Why that's relevant? Last year, I was up on stage at AppJS, and I was sort of looking at a new end-to-end testing framework, and I was putting together, if we have really, really good end-to-end testing, could it be possible that AI could be running your end-to-end tests or figuring out what end-to-end tests to run, and sort of finished with two sort of ideas. Does writing the correct tests become the most important part of our jobs, and does the specification become the product, the requirements, the natural text?

Because, you know, I heard there's a Flutter day tomorrow, well, bad news for them, I think React Native has one, and yet, I had a walk with Charlie, CEO of Expo last year in Krakow at AppJS, and he said something that just really reinforced me that the job's not done. It just shouldn't be this hard to develop apps. So this is a talk in three sections.

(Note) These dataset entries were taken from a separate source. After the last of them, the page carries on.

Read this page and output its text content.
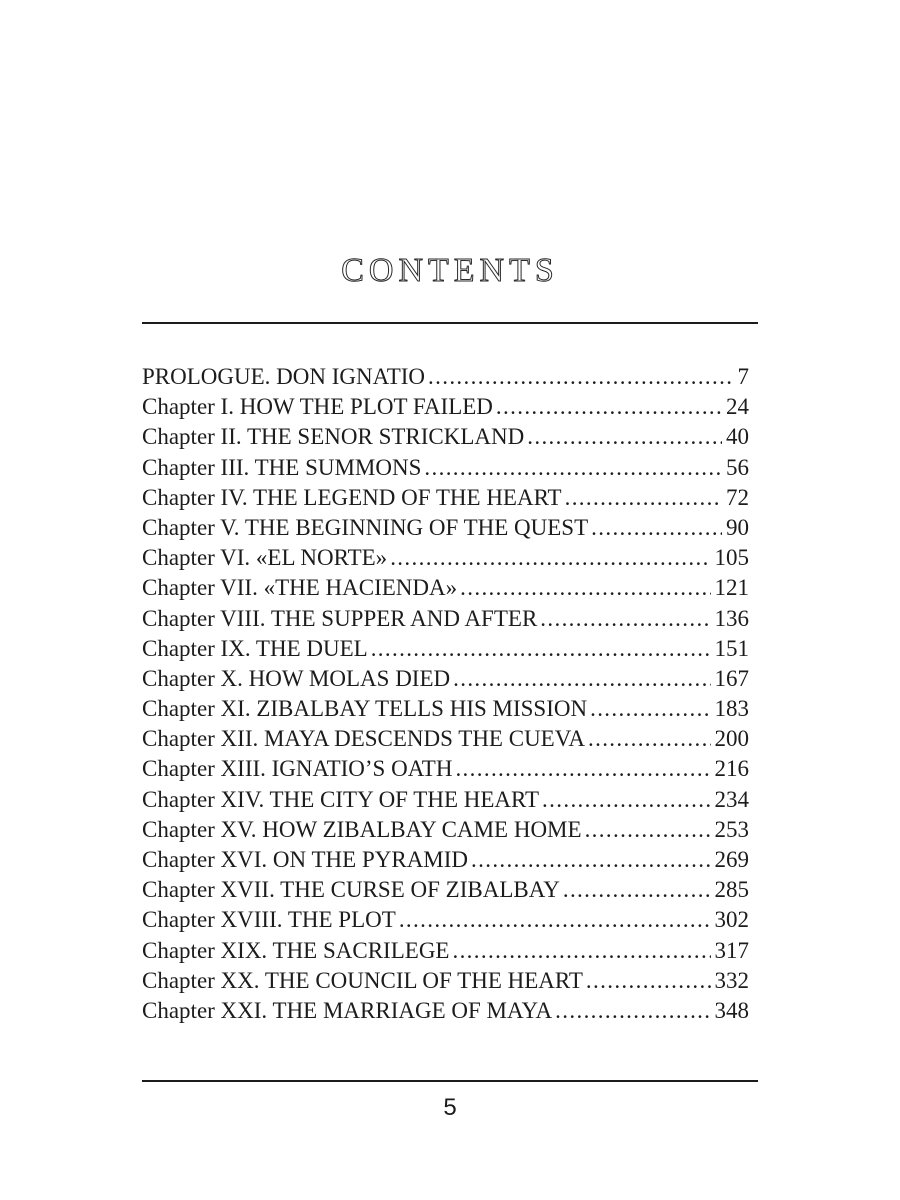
CONTENTS
PROLOGUE. DON IGNATIO . . .	7
Chapter I. HOW THE PLOT FAILED . . .	24
Chapter II. THE SENOR STRICKLAND . . .	40
Chapter III. THE SUMMONS . . .	56
Chapter IV. THE LEGEND OF THE HEART . . .	72
Chapter V. THE BEGINNING OF THE QUEST . . .	90
Chapter VI. «EL NORTE» . . .	105
Chapter VII. «THE HACIENDA» . . .	121
Chapter VIII. THE SUPPER AND AFTER . . .	136
Chapter IX. THE DUEL . . .	151
Chapter X. HOW MOLAS DIED . . .	167
Chapter XI. ZIBALBAY TELLS HIS MISSION . . .	183
Chapter XII. MAYA DESCENDS THE CUEVA . . .	200
Chapter XIII. IGNATIO’S OATH . . .	216
Chapter XIV. THE CITY OF THE HEART . . .	234
Chapter XV. HOW ZIBALBAY CAME HOME . . .	253
Chapter XVI. ON THE PYRAMID . . .	269
Chapter XVII. THE CURSE OF ZIBALBAY . . .	285
Chapter XVIII. THE PLOT . . .	302
Chapter XIX. THE SACRILEGE . . .	317
Chapter XX. THE COUNCIL OF THE HEART . . .	332
Chapter XXI. THE MARRIAGE OF MAYA . . .	348
5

Firstly, how building software is changing, a little bit on agents, and then, you know, bring it back to us as software engineers, mobile engineers, jobs, and specialization and consolidation in the job market. So let's kick it off with how building software is changing. So I was born in the 90s, built in the 90s, I'm not an AI, born in the 90s.

Great year, 94, Forrest Gump, Lion King, Four Weddings and a Funeral, Pulp Fiction, but also there's this article I found that said the world's computers are talking to each other as the web spreads, calling someone a geek may yet become a compliment. Not sure it's happened yet two decades later, but that's Tim Berners-Lee, Sir Tim Berners-Lee, and yeah, so we have the sort of arrival of the Internet, you know, or how people thought the Internet would be, surfing the web, and that's what Microsoft's web page looked like. That was the best-selling computer of 94 looked like, the Commodore 64.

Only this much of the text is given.